LINDSEY: (Whispering) They’re still, and they’re still…
HEATH: (Whispering) They’re still 60 yards right out here in the draw gobbling.
LINDSEY: (Whispering) Congratulations.
HEATH: (Whispering) Gotta love it when a plan comes together.
GRANT: That was pretty cool to see those birds put the hammer down on the Jake PURR-FECT.
GRANT: We hear that decoy’s going to be okay.
GRANT: Over the years, Heath and Lindsey have tagged a lot of toms on that clover field at the top of the mountain. Congratulations on great teamwork and sharing another fine hunt.
GRANT: All of us at GrowingDeer were excited to get our hands on one of the new Ghillie 360 blinds from Redneck.
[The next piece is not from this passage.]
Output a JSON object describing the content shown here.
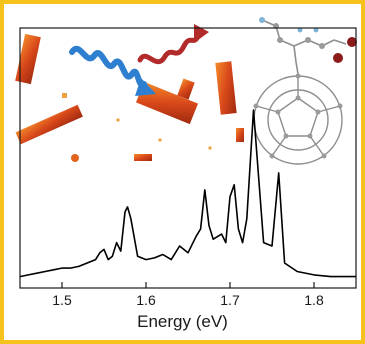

It so happens the blind arrived during a rainy day so the boys went right to work putting it together in our shop.
GRANT: From the looks of it, this blind will fit right in. We’re gonna go ahead and put it out and hunt out of it really soon with big plans of tagging a tom.
ADAM: Done? You done?
GRANT: All of us are gonna be chasing turkeys this week and many of our Pro Staff have been sending us pictures of toms they tagged. We’ve got lots of hunts and great turkey hunting strategy to share with you.
GRANT: Whether you’re enjoying a sunrise while chasing turkeys or driving to work – it’s important each day to enjoy Creation and more important to slow down and listen to what the Creator is saying to you. Thanks for watching GrowingDeer.